Q - 22: A road crew has sufficient power to operate over the terrain but experiences problems with a diesel unit. This in turn causes the road train to stall. Rather than having the road crew double into a siding, is it permissible for the carrier to operate a yard crew out to assist the train over a grade on the basis that they would be assisting a disabled train?

A-22: Yes.

Q - 23: A road crew at a point within the 15 mile zone experiences a drawbar failure on the wrong end of the car. The road crew handles the head end portion of the train into the terminal (a definite terminal) where yard engines are employed and on duty. Is it permissible for the carrier to utilize the services of a yard crew to pull in the rear end of the separated road train on the basis that the move involves, a disabled train?

A - 23: Yes, under these specific circumstances.

Q - 24: A road train has a derailment 11 miles outside its initial terminal switching limits and approximately 130 miles short of its final terminal.

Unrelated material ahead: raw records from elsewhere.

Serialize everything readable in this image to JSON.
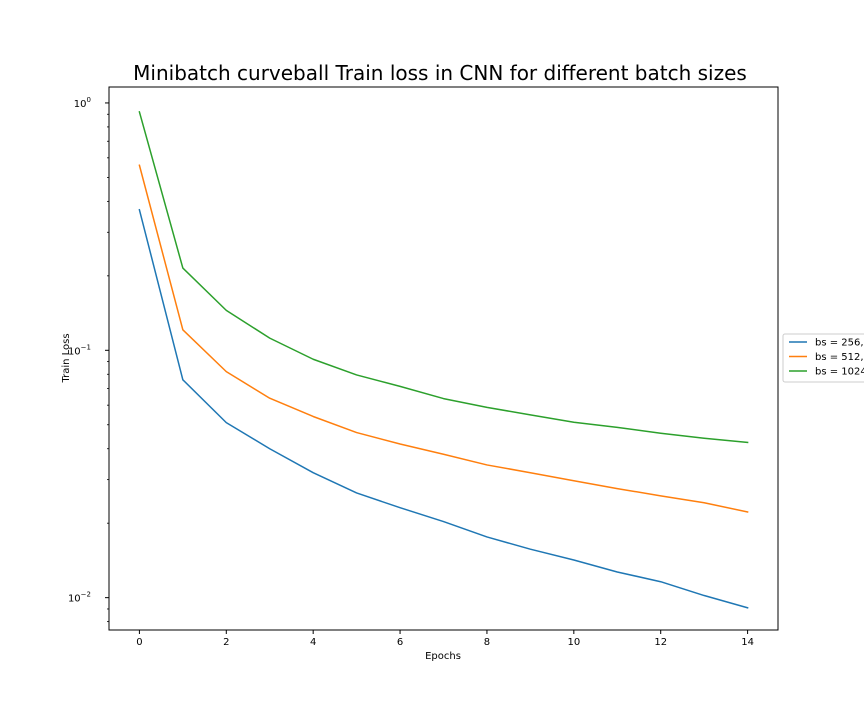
{
  "chart_data": {
    "type": "line",
    "title": "Minibatch curveball Train loss in CNN for different batch sizes",
    "xlabel": "Epochs",
    "ylabel": "Train Loss",
    "xlim": [
      -0.7,
      14.7
    ],
    "ylim": [
      0.0074,
      1.16
    ],
    "yscale": "log",
    "grid": false,
    "legend_position": "right, outside plot (clipped)",
    "x_ticks": [
      0,
      2,
      4,
      6,
      8,
      10,
      12,
      14
    ],
    "y_ticks": [
      {
        "value": 0.01,
        "base": "10",
        "exp": "−2"
      },
      {
        "value": 0.1,
        "base": "10",
        "exp": "−1"
      },
      {
        "value": 1,
        "base": "10",
        "exp": "0"
      }
    ],
    "x": [
      0,
      1,
      2,
      3,
      4,
      5,
      6,
      7,
      8,
      9,
      10,
      11,
      12,
      13,
      14
    ],
    "series": [
      {
        "name": "bs = 256,",
        "color": "#1f77b4",
        "values": [
          0.37,
          0.076,
          0.051,
          0.04,
          0.032,
          0.0265,
          0.0231,
          0.0203,
          0.0176,
          0.0157,
          0.0142,
          0.0127,
          0.0116,
          0.0102,
          0.0091
        ]
      },
      {
        "name": "bs = 512,",
        "color": "#ff7f0e",
        "values": [
          0.56,
          0.121,
          0.082,
          0.064,
          0.054,
          0.0465,
          0.0418,
          0.038,
          0.0344,
          0.032,
          0.0297,
          0.0276,
          0.0258,
          0.0242,
          0.0222
        ]
      },
      {
        "name": "bs = 1024",
        "color": "#2ca02c",
        "values": [
          0.92,
          0.215,
          0.145,
          0.112,
          0.092,
          0.0795,
          0.0715,
          0.0638,
          0.0588,
          0.0548,
          0.0512,
          0.0488,
          0.0462,
          0.0441,
          0.0424
        ]
      }
    ]
  }
}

(a) Does the rule permit the use of a yard crew from the road crew’s final terminal to handle the train to its final terminal?

(b) May a yard crew from the initial terminal be used to return the rear portion of the disabled train to the initial terminal?

A-24: (a) No.

(b) Yes.

Q - 25: A yard crew was sent outside switching limits to relieve a road crew tied up under the Hours of Service Act and handle the train into the final terminal. While in the process of handling this train, the yard crew was directed to cut off its power and assist another stalled road train, shoving it a distance of approximately one mile. Is it permissible under these circumstances to use a single yard crew to handle both a train tied up under the Hours of Service Act and to also assist a second stalled train while in the road yard service zone?

A - 25: Yes, provided that the stalled road train had sufficient power to operate over the terrain. (See Question & Answer No. 22 under this Section, as distinguished from Question & Answer No. 21).

Q - 25: Does the Carrier have the right to use engineers, who have been restricted to yard service by the Carrier for physical reasons, to handle disabled trains and/or trains tied up under the Hours of Service Act outside switching limits in road-yard service zones?

A - 26: This is a matter to be determined on a local basis in accordance with existing agreements, rules or practices.

Q - 27: If penalty payments for violations of the schedule agreement occur while a yard crew is performing service in accordance with this rule, may the Carrier deduct the time spent by the yard crew in road service from the penalty payment allowed?

A - 27: The yard crew is entitled to payment under the national rule for the time spent outside of switching limits. Penalty payments for service performed outside the rule is a matter to be determined locally by the parties.

Q - 28: Carrier instructions require road crews to be certain that their trains are within the 15-mile road/yard service zone before they are tied up under the Hours of Service Law. In cases where these road trains are tied up outside the 15-mile limit, can the Carrier require yard crews to perform service under this rule?

A - 28; No. The rule limits the use of yard crews to within the 15-mile limit.

Q - 29: A yard crew is used within the 15-mile zone to relieve a road crew tied up under the Hours of Service Law. Upon arrival, within switching limits, the yard crew is required to set out cars on a foreign Carrier’s interchange track, such set out being a regular function of the road crew being relieved. Under these circumstances, is the yard crew entitled to an additional day’s pay for performing service other than yarding the train in its final terminal?

A - 29: No, providing that yard crews also have the right to deliver interchange cars on this track.

Q - 30: A yard service engineer, performing service on a holiday and qualified to receive the time and one-half rate for such service, is used within the 15-mile zone to handle a road train tied up under the Hours of Service Law. Is the engineer entitled to compensation at the time and one-half rate for the time consumed performing service outside the switching limits?

A - 30: No. The engineer would only be entitled to the straight time rate for the service performed outside switching limits, as provided for in application of the “emergency rule”.